Tales from the crypt…er…I mean, work

I’m stuck down in the dungeon all day…no windows…stuck in a corner. Yeah, that’s my workspace (hence, the crypt).     

My job can sometimes be quite entertaining, especially when the docs don’t make any sense at all. For example: Doc dictates, “Height 653 pounds.” HUH??? Did I miss something? I listened to it again. Yep.  He said “Height 653 pounds.” Okay….I listened on…he then said, “BMI over 40.” Uh, yeah…for his BMI to be “over 40” he’d have to be around 8 feet tall. Any shorter and his BMI would be over 50 or over 60, etc. Then, then, the doc says, “The patient is wearing shorts and a tank-top, athletic…” What! Athletic! Since when is 653 pounds athletic? I guess the clothes really do make the man.

Or how about, “There is a court date pending June 1st, June 25th, and July 6th at 8 a.m.” Well, this would be fine and dandy and all if the patient hadn’t been seen on June 14th.  How in the hell does someone have a court date pending after the fact? Maybe this person has a time machine. Or…maybe, we’re in some type of time continuum and we’re from the future!

Even better yet, “The paient was given instructions to discontinue the medication to off by June 14th on June 15th.” Again, the patient was seen on June 14th.
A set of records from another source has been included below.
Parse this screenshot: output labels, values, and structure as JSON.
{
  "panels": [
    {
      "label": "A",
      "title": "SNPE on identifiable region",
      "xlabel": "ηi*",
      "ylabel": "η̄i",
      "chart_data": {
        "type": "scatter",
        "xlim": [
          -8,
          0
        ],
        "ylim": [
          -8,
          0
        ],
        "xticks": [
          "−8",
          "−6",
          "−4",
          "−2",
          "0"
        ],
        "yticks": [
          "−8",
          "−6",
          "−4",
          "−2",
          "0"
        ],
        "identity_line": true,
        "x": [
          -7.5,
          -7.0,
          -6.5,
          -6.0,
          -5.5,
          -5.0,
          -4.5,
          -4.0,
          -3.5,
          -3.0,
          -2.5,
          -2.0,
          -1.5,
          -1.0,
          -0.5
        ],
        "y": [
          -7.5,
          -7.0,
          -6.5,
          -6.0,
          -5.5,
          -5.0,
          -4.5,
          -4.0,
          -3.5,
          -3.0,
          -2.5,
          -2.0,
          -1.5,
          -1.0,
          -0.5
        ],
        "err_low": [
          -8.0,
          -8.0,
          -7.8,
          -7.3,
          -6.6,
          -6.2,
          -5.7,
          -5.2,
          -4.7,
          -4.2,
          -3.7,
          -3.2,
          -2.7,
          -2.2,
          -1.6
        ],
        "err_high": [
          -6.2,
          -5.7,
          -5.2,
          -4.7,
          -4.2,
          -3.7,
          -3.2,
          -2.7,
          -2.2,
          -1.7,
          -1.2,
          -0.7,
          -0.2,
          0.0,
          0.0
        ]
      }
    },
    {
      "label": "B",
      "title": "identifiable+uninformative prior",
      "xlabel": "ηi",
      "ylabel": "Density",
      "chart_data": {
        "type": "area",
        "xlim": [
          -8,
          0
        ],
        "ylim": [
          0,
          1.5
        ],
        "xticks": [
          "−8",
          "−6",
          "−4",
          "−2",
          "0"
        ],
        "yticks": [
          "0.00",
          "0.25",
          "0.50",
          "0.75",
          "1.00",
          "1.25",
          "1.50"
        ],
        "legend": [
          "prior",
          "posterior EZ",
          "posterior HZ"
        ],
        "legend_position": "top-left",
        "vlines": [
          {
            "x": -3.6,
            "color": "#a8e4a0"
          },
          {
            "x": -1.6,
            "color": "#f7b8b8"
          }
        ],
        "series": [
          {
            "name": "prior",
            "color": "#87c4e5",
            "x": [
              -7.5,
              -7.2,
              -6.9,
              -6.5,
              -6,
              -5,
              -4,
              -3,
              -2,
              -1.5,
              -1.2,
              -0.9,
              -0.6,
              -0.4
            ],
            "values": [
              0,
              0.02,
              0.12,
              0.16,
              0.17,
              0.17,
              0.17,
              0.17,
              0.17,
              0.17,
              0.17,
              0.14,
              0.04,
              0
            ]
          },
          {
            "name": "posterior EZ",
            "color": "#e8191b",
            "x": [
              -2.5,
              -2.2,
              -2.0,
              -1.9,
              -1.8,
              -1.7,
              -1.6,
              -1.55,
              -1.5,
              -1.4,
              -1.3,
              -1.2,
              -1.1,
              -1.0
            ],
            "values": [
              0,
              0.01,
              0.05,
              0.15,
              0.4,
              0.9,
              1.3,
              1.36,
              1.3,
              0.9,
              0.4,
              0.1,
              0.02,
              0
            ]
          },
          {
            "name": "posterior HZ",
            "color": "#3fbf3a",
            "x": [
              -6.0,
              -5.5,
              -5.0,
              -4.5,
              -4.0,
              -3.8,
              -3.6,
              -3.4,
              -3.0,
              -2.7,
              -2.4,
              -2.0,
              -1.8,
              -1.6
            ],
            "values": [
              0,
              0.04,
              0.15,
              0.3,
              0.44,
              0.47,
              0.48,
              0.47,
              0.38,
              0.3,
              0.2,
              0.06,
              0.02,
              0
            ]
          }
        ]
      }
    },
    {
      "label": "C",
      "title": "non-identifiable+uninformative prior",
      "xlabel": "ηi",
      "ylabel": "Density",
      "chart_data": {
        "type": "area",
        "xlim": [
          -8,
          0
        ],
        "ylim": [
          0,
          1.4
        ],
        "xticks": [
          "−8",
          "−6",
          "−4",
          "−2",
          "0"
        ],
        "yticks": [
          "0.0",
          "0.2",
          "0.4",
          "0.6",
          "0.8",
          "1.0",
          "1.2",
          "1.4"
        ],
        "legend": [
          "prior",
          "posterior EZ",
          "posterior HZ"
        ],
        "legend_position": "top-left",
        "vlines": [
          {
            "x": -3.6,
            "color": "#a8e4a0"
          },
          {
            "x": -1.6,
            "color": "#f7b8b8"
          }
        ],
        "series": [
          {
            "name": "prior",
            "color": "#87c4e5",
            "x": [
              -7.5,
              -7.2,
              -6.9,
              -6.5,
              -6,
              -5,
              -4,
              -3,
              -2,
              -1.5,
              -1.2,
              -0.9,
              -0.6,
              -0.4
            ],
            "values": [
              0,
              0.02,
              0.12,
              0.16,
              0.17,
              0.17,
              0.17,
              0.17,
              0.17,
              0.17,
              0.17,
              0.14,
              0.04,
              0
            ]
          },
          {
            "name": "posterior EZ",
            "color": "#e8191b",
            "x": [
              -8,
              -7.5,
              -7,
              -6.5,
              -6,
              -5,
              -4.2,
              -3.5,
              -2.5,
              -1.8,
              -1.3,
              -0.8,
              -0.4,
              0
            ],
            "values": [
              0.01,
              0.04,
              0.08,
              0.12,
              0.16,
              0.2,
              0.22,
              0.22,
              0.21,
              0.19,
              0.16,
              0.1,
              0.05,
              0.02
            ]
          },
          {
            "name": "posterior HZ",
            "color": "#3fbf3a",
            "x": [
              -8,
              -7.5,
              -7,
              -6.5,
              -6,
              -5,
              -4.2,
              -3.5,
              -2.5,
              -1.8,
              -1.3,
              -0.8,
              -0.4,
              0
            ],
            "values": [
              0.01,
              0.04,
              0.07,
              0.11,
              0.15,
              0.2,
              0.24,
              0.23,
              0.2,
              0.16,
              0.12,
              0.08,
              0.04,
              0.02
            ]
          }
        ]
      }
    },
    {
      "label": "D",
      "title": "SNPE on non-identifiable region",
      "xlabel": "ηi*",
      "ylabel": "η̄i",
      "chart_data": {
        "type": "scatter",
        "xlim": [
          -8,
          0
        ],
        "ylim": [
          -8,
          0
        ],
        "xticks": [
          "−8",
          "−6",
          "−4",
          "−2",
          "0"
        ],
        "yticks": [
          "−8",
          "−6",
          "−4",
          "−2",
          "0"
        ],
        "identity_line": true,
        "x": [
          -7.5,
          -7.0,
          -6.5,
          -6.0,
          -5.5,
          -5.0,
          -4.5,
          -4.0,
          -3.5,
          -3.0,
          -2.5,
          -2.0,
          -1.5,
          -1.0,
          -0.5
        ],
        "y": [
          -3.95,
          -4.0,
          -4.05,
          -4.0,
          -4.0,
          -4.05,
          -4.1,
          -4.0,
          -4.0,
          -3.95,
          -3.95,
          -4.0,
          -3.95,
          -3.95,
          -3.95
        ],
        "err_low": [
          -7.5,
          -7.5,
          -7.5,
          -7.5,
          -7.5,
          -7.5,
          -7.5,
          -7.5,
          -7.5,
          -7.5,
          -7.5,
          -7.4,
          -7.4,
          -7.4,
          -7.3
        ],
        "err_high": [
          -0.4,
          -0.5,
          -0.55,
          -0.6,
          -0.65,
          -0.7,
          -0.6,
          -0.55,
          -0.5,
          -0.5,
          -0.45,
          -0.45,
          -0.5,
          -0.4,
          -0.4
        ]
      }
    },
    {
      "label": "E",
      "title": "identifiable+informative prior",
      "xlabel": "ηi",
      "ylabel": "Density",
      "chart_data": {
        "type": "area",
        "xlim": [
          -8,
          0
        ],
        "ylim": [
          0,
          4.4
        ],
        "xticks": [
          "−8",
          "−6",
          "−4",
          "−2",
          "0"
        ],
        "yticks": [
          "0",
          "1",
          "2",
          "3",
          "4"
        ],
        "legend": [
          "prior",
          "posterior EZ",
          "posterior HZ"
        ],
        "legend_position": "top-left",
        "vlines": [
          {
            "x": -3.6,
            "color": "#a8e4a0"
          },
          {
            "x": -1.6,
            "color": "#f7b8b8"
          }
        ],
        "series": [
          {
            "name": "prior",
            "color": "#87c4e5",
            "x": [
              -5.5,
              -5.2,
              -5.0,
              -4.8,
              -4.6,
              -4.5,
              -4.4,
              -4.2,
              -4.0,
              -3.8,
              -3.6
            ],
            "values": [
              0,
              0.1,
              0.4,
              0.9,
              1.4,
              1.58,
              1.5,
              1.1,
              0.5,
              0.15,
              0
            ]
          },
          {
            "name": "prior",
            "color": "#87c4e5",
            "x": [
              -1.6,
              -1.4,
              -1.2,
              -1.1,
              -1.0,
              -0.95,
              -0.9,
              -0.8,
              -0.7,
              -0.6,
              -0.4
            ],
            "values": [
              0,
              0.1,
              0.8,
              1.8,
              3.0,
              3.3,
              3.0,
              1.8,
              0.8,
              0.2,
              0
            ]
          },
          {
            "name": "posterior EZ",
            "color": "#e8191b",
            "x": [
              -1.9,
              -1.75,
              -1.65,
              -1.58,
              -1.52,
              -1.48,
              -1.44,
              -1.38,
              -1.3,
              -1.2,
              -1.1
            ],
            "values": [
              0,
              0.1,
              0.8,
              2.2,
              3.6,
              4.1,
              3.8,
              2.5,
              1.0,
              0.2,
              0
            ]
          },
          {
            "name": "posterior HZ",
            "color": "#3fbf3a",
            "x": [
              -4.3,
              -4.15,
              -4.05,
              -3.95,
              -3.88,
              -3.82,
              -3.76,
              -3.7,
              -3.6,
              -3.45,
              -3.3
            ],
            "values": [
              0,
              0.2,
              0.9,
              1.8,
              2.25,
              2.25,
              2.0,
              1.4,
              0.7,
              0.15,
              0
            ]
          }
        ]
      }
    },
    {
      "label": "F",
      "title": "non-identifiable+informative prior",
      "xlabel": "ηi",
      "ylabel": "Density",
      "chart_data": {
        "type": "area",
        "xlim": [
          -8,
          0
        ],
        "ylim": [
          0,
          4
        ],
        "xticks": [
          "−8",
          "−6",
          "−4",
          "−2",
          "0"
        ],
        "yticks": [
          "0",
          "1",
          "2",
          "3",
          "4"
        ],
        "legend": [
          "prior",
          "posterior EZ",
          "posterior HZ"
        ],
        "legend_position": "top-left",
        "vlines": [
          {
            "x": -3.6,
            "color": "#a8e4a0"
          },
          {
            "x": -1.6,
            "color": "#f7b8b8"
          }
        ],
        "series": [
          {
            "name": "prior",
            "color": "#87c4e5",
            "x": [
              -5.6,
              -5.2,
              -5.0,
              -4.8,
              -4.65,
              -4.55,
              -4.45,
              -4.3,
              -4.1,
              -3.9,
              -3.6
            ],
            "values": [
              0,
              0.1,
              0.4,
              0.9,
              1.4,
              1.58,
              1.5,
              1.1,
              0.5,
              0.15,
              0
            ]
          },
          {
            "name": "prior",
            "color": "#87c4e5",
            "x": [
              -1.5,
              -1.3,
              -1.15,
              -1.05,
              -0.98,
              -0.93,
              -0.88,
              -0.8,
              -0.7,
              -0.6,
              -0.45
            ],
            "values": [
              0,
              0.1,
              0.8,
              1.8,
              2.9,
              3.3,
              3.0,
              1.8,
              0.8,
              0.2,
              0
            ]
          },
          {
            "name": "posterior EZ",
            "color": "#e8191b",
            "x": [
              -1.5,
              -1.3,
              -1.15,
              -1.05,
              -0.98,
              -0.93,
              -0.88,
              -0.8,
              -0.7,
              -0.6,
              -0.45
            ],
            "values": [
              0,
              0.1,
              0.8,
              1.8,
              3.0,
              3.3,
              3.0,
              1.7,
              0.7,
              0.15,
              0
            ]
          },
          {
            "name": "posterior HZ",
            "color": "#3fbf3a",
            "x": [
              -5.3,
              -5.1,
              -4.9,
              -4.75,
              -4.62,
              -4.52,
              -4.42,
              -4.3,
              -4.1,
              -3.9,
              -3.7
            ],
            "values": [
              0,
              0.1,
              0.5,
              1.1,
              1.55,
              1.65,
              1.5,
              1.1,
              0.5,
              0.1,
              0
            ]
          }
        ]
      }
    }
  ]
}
I didn’t even try to figure out what he meant by that.

This one had me laughing: “This is Dr. ____ dictating on _______…wait. I think I already dictated this one (he had, an hour earlier). It doesn’t seem like it though, but I think I did…I think…hmmm…I think I did…okay. Bye.

And finally, I busted out laughing after he finished one of his dictations. Right before he hung up, he started humming…do do do do do do do do do do do do do do do do…in the Batman theme song! I fully expected him to say “Batman,” under his breath,  but, alas, he ended the dictation before he got to that point. I bet he still said it, though.